8. The government challenges this finding, arguing that it is clearly erroneous. It claims that the record contains unrebutted evidence to prove that Northway had noticed the resemblance between Bouthot and him before September 4, 1986. Northway recognized Bouthot's photograph in the array first shown to him by Detective Bourget, but did not communicate that fact to Bourget because he found it "embarrassing" that he looked so much like the defendant. App. at 721. The district court concluded that Northway's testimony on this issue was not credible. See App. at 818. Credibility determinations by the trier of fact are accorded special deference. See Anderson v. Bessemer City, 470 U.S. 564, 575, 84 L. Ed. 2d 518, 105 S. Ct. 1504 (1985). Upon reviewing the record, we find that there is no justification for overturning the district court's factual findings.

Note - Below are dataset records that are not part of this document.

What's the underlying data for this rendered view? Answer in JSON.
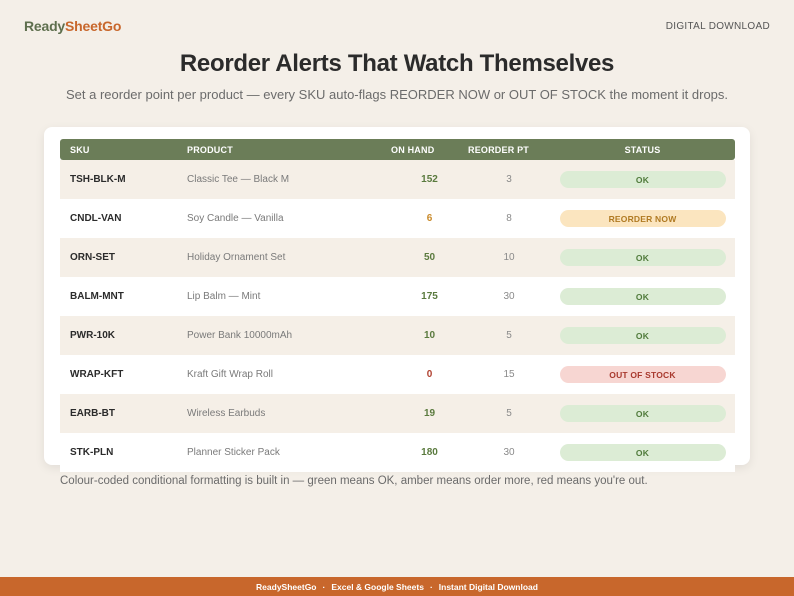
{
  "brand": {
    "part1": "Ready",
    "part2": "SheetGo"
  },
  "top_right": "DIGITAL DOWNLOAD",
  "headline": "Reorder Alerts That Watch Themselves",
  "subline": "Set a reorder point per product — every SKU auto-flags REORDER NOW or OUT OF STOCK the moment it drops.",
  "table": {
    "headers": {
      "sku": "SKU",
      "product": "PRODUCT",
      "on_hand": "ON HAND",
      "reorder_pt": "REORDER PT",
      "status": "STATUS"
    },
    "rows": [
      {
        "sku": "TSH-BLK-M",
        "product": "Classic Tee — Black M",
        "on_hand": "152",
        "reorder_pt": "3",
        "status": "OK"
      },
      {
        "sku": "CNDL-VAN",
        "product": "Soy Candle — Vanilla",
        "on_hand": "6",
        "reorder_pt": "8",
        "status": "REORDER NOW"
      },
      {
        "sku": "ORN-SET",
        "product": "Holiday Ornament Set",
        "on_hand": "50",
        "reorder_pt": "10",
        "status": "OK"
      },
      {
        "sku": "BALM-MNT",
        "product": "Lip Balm — Mint",
        "on_hand": "175",
        "reorder_pt": "30",
        "status": "OK"
      },
      {
        "sku": "PWR-10K",
        "product": "Power Bank 10000mAh",
        "on_hand": "10",
        "reorder_pt": "5",
        "status": "OK"
      },
      {
        "sku": "WRAP-KFT",
        "product": "Kraft Gift Wrap Roll",
        "on_hand": "0",
        "reorder_pt": "15",
        "status": "OUT OF STOCK"
      },
      {
        "sku": "EARB-BT",
        "product": "Wireless Earbuds",
        "on_hand": "19",
        "reorder_pt": "5",
        "status": "OK"
      },
      {
        "sku": "STK-PLN",
        "product": "Planner Sticker Pack",
        "on_hand": "180",
        "reorder_pt": "30",
        "status": "OK"
      }
    ]
  },
  "status_colors": {
    "OK": {
      "bg": "#dcecd5",
      "fg": "#4f7a3a"
    },
    "REORDER NOW": {
      "bg": "#fbe5bf",
      "fg": "#b07a22"
    },
    "OUT OF STOCK": {
      "bg": "#f7d6d2",
      "fg": "#a8392e"
    }
  },
  "on_hand_colors": {
    "OK": "#5a7a3e",
    "REORDER NOW": "#c98a2a",
    "OUT OF STOCK": "#b0402f"
  },
  "footnote": "Colour-coded conditional formatting is built in — green means OK, amber means order more, red means you're out.",
  "footer": {
    "items": [
      "ReadySheetGo",
      "Excel & Google Sheets",
      "Instant Digital Download"
    ]
  }
}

9. The government also suggests that the Worcester County courthouse confrontations did not amount to a "procedure," see Reply Brief for the United States at 9, presumably because they were not planned or routine occurrences. We have never adopted such a crabbed interpretation of that phrase. On two previous occasions when we were presented with due process challenges based on accidental confrontations, we rejected those challenges on the merits, and did not dismiss them summarily because they were unplanned happenstances. See United States v. Massaro, 544 F.2d 547, 550 (1st Cir. 1976) (Justice Clark, sitting by designation), cert. denied, 429 U.S. 1052, 50 L. Ed. 2d 769, 97 S. Ct. 766 (1977); Allen v. Moore, 453 F.2d 970, 974 (1st Cir.) (Aldrich, C.J.), cert. denied, 406 U.S. 969, 32 L. Ed. 2d 668, 92 S. Ct. 2422 (1972). Other Circuits have tackled accidental confrontations in a similar manner. See United States v. Domina, 784 F.2d 1361, 1369-70 (9th Cir. 1986), cert. denied, 459 U.S. 825, 74 L. Ed. 2d 61, 103 S. Ct. 57 (1987); Albert v. Montgomery, 732 F.2d 865, 871-72 (11th Cir. 1984); United States v. Thevis, 665 F.2d 616, 643 (5th Cir.), cert. denied, 459 U.S. 825, 74 L. Ed. 2d 61, 103 S. Ct. 57 (1982).

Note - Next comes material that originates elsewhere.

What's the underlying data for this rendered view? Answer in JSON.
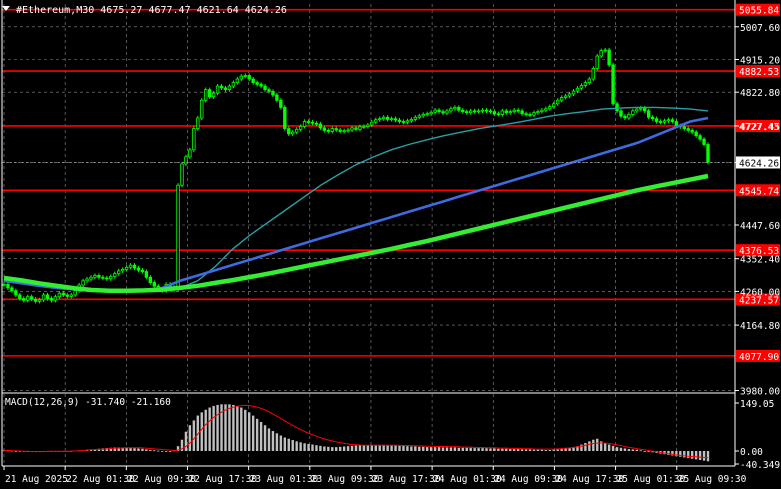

10. The government also cites Gullick v. Perrin, 669 F.2d 1, 3 (1st Cir. 1981), for the proposition that it is unnecessary to consider the reliability of identification testimony in the absence of evidence that "suggestive procedures were employed by the police." The quoted passage summarizes the findings of the New Hampshire trial court in that case. Even to the extent the panel later adopted the same reasoning, see id. at 5, we are certain that it was not attempting to decide the question presented by this appeal -- whether identification testimony based on an impermissibly suggestive procedure may be excluded under the Due Process Clause even if the procedure was not orchestrated by the police. Although not cited by the government, there are state cases that do support its argument. See Kimble v. State, 539 P.2d 73, 77 (Alaska 1975) (holding that there is no due process violation when an accidental pretrial confrontation is not prearranged by the state); Hill v. United States, 367 A.2d 110, 115 (D.C. 1976) (holding that suppression of identification testimony on grounds of suggestiveness is proper only as a tool to curtail improper police procedure); State v. Greathouse, 694 S.W.2d 903, 907 (Mo.Ct.App. 1985) (stating that no due process issue was raised by accidental confrontation because it was not compelled by the police); People v. Graham, 67 A.D.2d 172, 415 N.Y.S.2d 714, 717 (App.Div. 1979) (same).
11. Our decision should not be misinterpreted to narrow the jury's province. In most cases, the jury is capable of assessing the appropriate weight to be given to identification evidence. See Brathwaite, 432 U.S. at 116. It is only in rare circumstances, such as those presented in this case, when identification testimony creates a "very substantial likelihood of irreparable misidentification," that identification evidence will be withheld from the jury.